With that bad news meaning good news for our county education system, Benton said, “We presented our project to the state department and we were placed in ranking order to be considered for special needs monies from the state legislature. It has been a long five-year process, but the Florida legislature finally accepted our project and the funding is now in place. Jackson County was provided nineteen million dollars this past spring in special facilities funding and will be provided an additional nineteen million dollars each year for the next two years. The total project is fifty-seven million with the state providing forty-nine million and Jackson County paying back eight million over the next three years from monies provided through the half-cent sales tax.”

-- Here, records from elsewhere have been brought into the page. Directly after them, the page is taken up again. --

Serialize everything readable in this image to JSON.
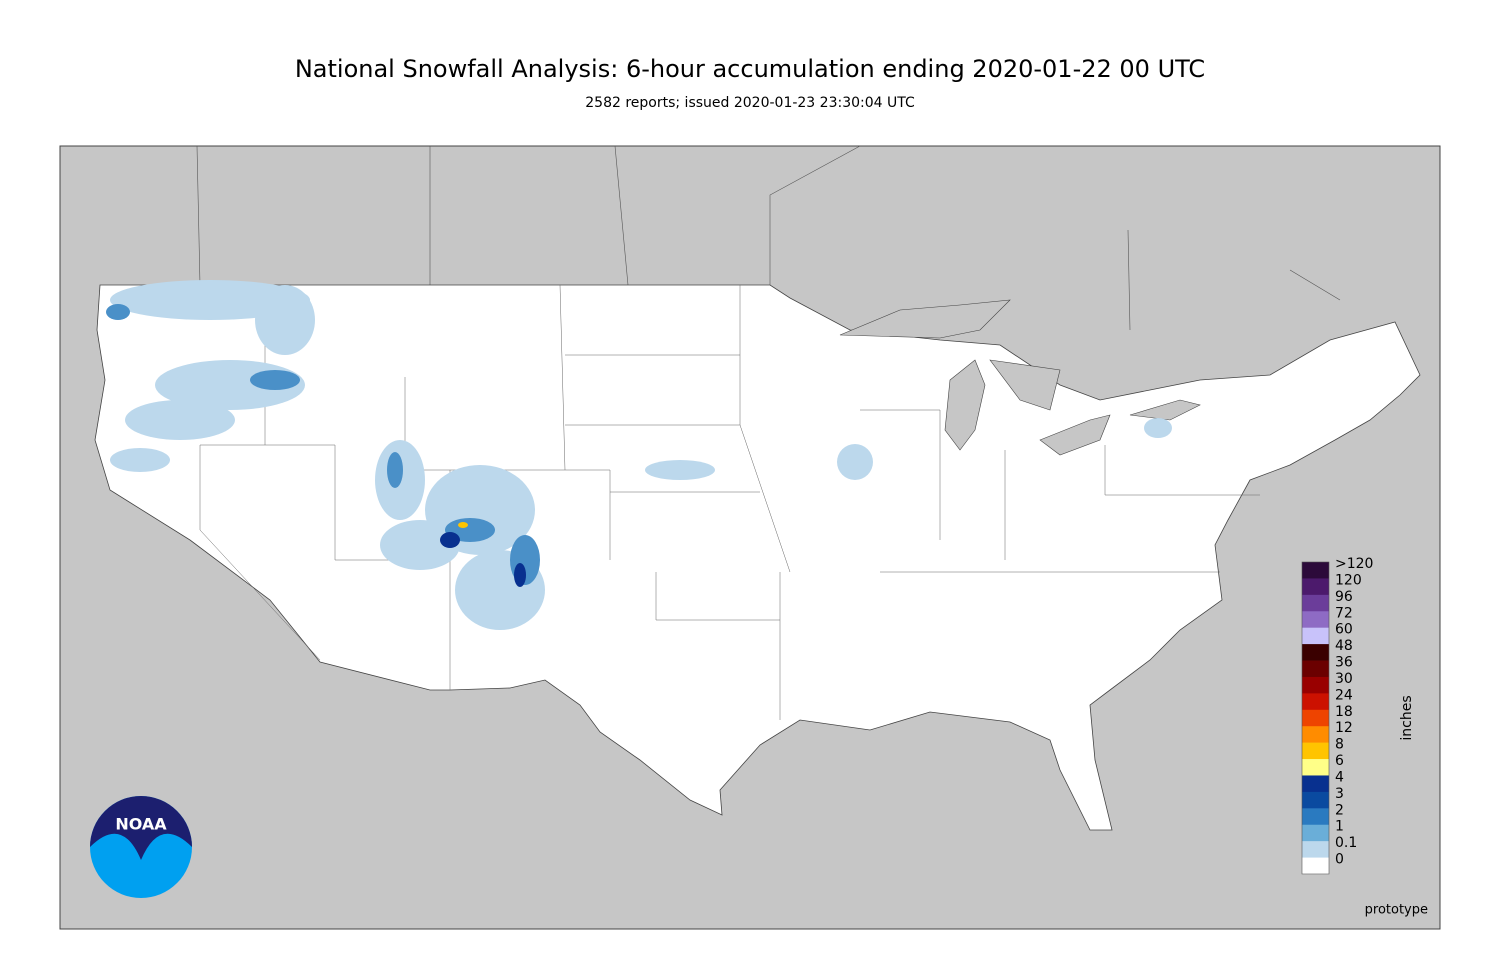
{
  "header": {
    "title": "National Snowfall Analysis: 6-hour accumulation ending 2020-01-22 00 UTC",
    "subtitle": "2582 reports; issued 2020-01-23 23:30:04 UTC"
  },
  "legend": {
    "unit": "inches",
    "levels": [
      {
        "label": ">120",
        "color": "#2c0a3a"
      },
      {
        "label": "120",
        "color": "#4c1a6c"
      },
      {
        "label": "96",
        "color": "#6b3d9a"
      },
      {
        "label": "72",
        "color": "#8e6bc4"
      },
      {
        "label": "60",
        "color": "#c8c2fa"
      },
      {
        "label": "48",
        "color": "#3a0000"
      },
      {
        "label": "36",
        "color": "#6b0000"
      },
      {
        "label": "30",
        "color": "#990000"
      },
      {
        "label": "24",
        "color": "#cc1100"
      },
      {
        "label": "18",
        "color": "#ee4400"
      },
      {
        "label": "12",
        "color": "#ff8c00"
      },
      {
        "label": "8",
        "color": "#ffc400"
      },
      {
        "label": "6",
        "color": "#ffff88"
      },
      {
        "label": "4",
        "color": "#08308f"
      },
      {
        "label": "3",
        "color": "#0a4aa0"
      },
      {
        "label": "2",
        "color": "#2a7ac0"
      },
      {
        "label": "1",
        "color": "#6aaed8"
      },
      {
        "label": "0.1",
        "color": "#bcd8ec"
      },
      {
        "label": "0",
        "color": "#ffffff"
      }
    ]
  },
  "footer": {
    "note": "prototype",
    "logo": "NOAA"
  }
}
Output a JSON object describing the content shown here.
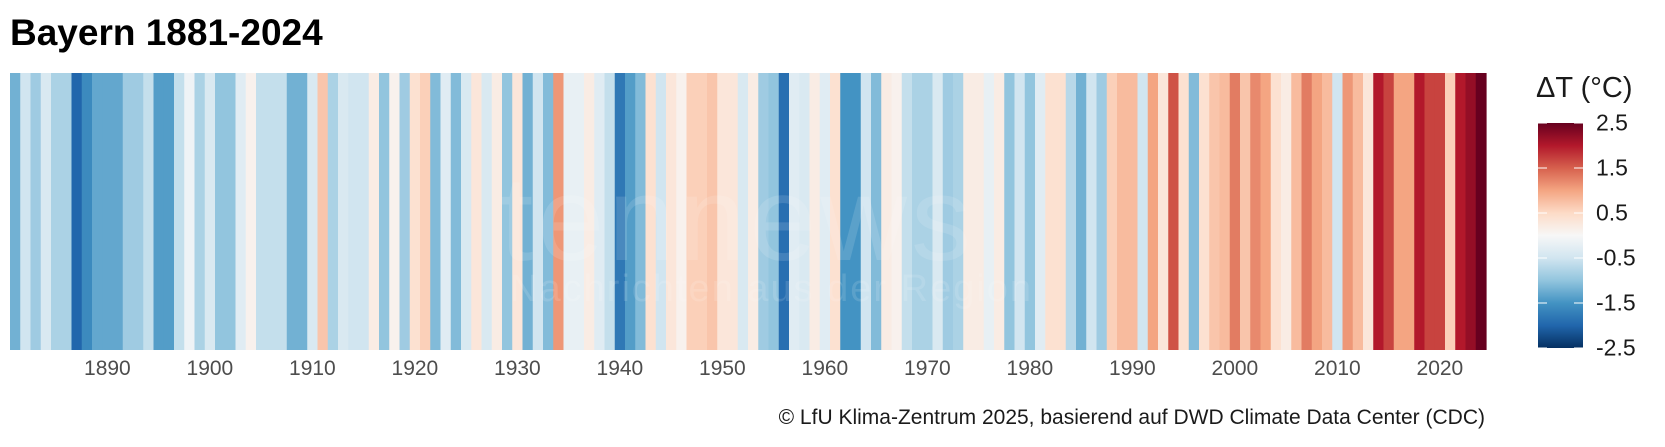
{
  "chart_data": {
    "type": "heatmap",
    "title": "Bayern 1881-2024",
    "legend_title": "ΔT (°C)",
    "legend_placement": "right",
    "color_scale": {
      "name": "RdBu diverging",
      "range": [
        -2.5,
        2.5
      ],
      "low": "#053061",
      "mid": "#f7f7f7",
      "high": "#67001f"
    },
    "legend_ticks": [
      "2.5",
      "1.5",
      "0.5",
      "-0.5",
      "-1.5",
      "-2.5"
    ],
    "legend_tick_values": [
      2.5,
      1.5,
      0.5,
      -0.5,
      -1.5,
      -2.5
    ],
    "x_ticks": [
      "1890",
      "1900",
      "1910",
      "1920",
      "1930",
      "1940",
      "1950",
      "1960",
      "1970",
      "1980",
      "1990",
      "2000",
      "2010",
      "2020"
    ],
    "start_year": 1881,
    "end_year": 2024,
    "values": [
      -1.2,
      -0.5,
      -0.9,
      -0.4,
      -0.8,
      -0.8,
      -2.0,
      -1.6,
      -1.3,
      -1.3,
      -1.3,
      -0.9,
      -0.9,
      -0.6,
      -1.4,
      -1.4,
      -0.6,
      -0.1,
      -0.8,
      -0.4,
      -1.0,
      -1.0,
      -0.3,
      0.1,
      -0.6,
      -0.6,
      -0.6,
      -1.2,
      -1.2,
      -0.4,
      0.7,
      -0.8,
      -0.4,
      -0.5,
      -0.5,
      0.2,
      -1.0,
      0.1,
      -0.9,
      0.4,
      0.6,
      -1.1,
      -0.3,
      -1.1,
      -0.4,
      0.3,
      -0.4,
      0.2,
      -1.0,
      0.3,
      -1.2,
      -0.5,
      -1.1,
      1.1,
      -0.2,
      -0.2,
      0.2,
      -0.3,
      -0.6,
      -1.8,
      -1.4,
      -1.1,
      0.4,
      -0.5,
      0.3,
      0.1,
      0.6,
      0.6,
      0.7,
      0.3,
      0.3,
      -0.4,
      0.2,
      -0.9,
      -1.0,
      -1.9,
      -0.3,
      -0.4,
      0.2,
      -0.3,
      0.4,
      -1.5,
      -1.5,
      -0.5,
      -1.1,
      0.2,
      0.1,
      -0.6,
      -0.8,
      -0.8,
      -0.4,
      -0.9,
      -0.8,
      0.2,
      0.2,
      -0.2,
      0.2,
      -1.0,
      -0.5,
      -1.0,
      -0.3,
      0.4,
      0.4,
      -0.7,
      -1.2,
      -0.5,
      -0.9,
      0.6,
      0.8,
      0.8,
      -0.5,
      1.0,
      0.3,
      1.6,
      0.4,
      -1.1,
      0.4,
      0.7,
      0.8,
      1.3,
      0.7,
      1.2,
      1.0,
      0.4,
      0.2,
      0.8,
      1.3,
      1.0,
      0.8,
      -0.5,
      1.1,
      0.8,
      0.3,
      2.0,
      1.7,
      1.0,
      1.0,
      2.0,
      1.7,
      1.7,
      0.6,
      2.0,
      2.2,
      2.5
    ]
  },
  "footer": "© LfU Klima-Zentrum 2025, basierend auf DWD Climate Data Center (CDC)",
  "watermark": {
    "logo": "tennews",
    "sub": "Nachrichten aus der Region"
  }
}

Benton closed with saying “I greatly appreciate Mr. Frank Bondurant and Dr. Terry Nichols on the local level.  Without the support of these two individuals my vision of a new K-8 school becoming a reality would not have been possible.  On the state level, I am very appreciative to Senator Don Gaetz, Senator George Gainer and Representative Brad Drake. Additionally, Chuck Roberts with Culpepper Construction was instrumental in lobbying the legislature. I am particularly proud of Senator Bill Montford who is also C.E.O. of the Florida Association of School District Superintendents.  Although he is not a Jackson County Senator, he guided me through the process and used his influence in the Florida legislature to help acquire the new K-8 school.”

Benton was very happy to be a part of the groundbreaking ceremony, “I am extremely excited to see the K-8 school project becoming a reality.  It’s always been my desire and my goal to see that the students in our district receive the best education possible. Providing our students with one of the safest facilities in the state of Florida is certainly a giant step in the right direction. I am very pleased to have been an integral part of this process and I look forward to seeing our students attending the completed K-8 school.”

Superintendent of Schools Larry Moore was all smiles last Thursday, “I am very appreciative of all the work that has gone into the K-8 project thus far.  I especially want to thank Stuart Wiggins for the work he has done and the support of the members of the School Board.  Our Legislative delegation deserves a lot of credit for their efforts in getting the funding approved.  I would again like to thank the citizens of Jackson County for their investment in our children’s future.  The completion of the new school will provide a much need State of the Art energy efficient facility for our students and teachers to utilize for many years to come.”